Pensar nem sempre é estar doente dos olhos

O maravilhoso heterônimo de Fernando Pessoa, Alberto Caeiro, diz em um dos poemas que amamos que " pensar é estar doente dos olhos", porque ele quer que seus leitores se ponham a sentir o mundo. Mas, como hoje poucas pessoas fazem qualquer uma das duas coisas ( pensar e sentir), permitimo-nos dizer que sentir é fundamental, mas pensar também. Exercite essas duas capacidades: leia mais, viaje mais, converse mais com gente interessante, gaste seu tempo discutindo ideias e não pessoas.

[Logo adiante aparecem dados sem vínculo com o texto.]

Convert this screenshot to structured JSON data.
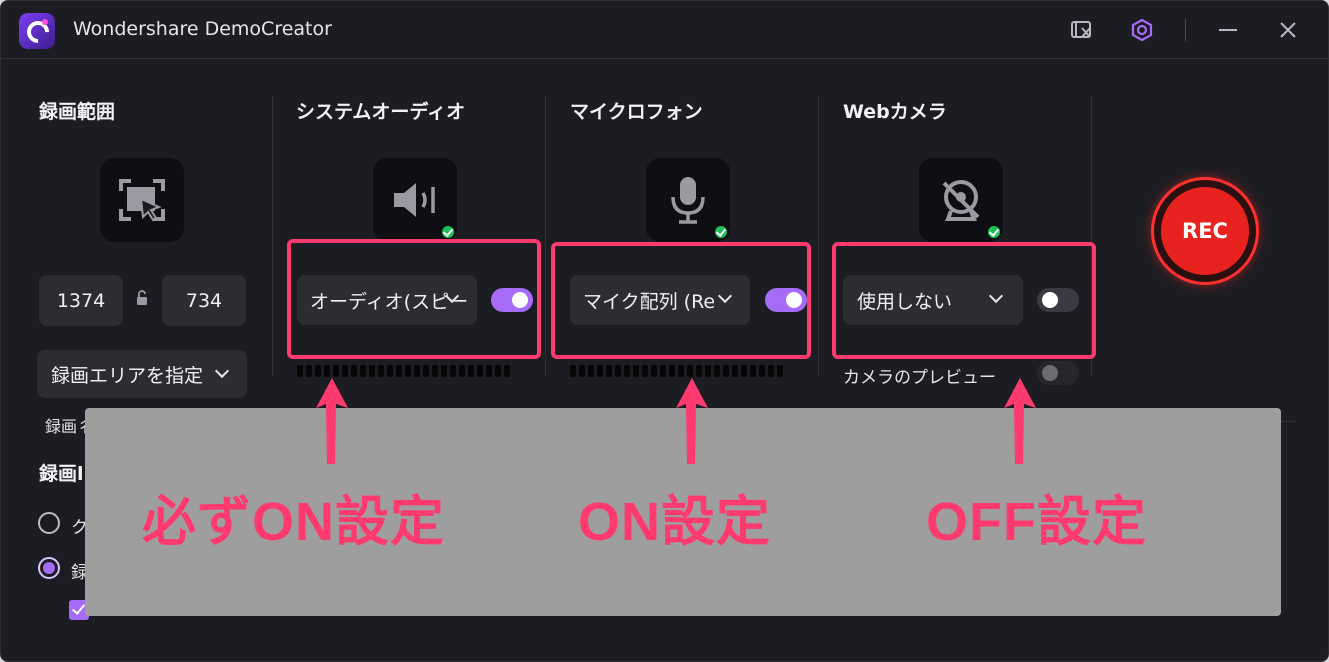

terça-feira, 31 de maio de 2011

Redenção com Murilo Mendes

Minha Dissertação de Mestrado concluída a long, long time ago ( mais precisamente defendida em junho de 1999), para quem não sabe, foi um estudo comparado entre a poesia surrealista do poeta mineiro Murilo Mendes e as pinturas de Salvador Dali. Pois bem, ocorre que até hoje eu nunca postei algo sobre o Murilo e, para piorar, dia 13 de maio ele teria feito 110 anos e eu falhei de novo em não postar algo, então resolvi me redimir hoje. A seguir, vou colocar uma parte da biografia dele ( que eu adaptei do texto de minha dissertação) e alguns poemas para instigar um pouco a curiosidade de vocês em conhecer este poeta que tem cadeiras de estudo dedicadas a ele em várias universidades europeias( em Roma, em Madri, em Sevilha, em Berlim, em Lisboa), porém é quase um ilustre desconhecido por aqui. Aproveitem!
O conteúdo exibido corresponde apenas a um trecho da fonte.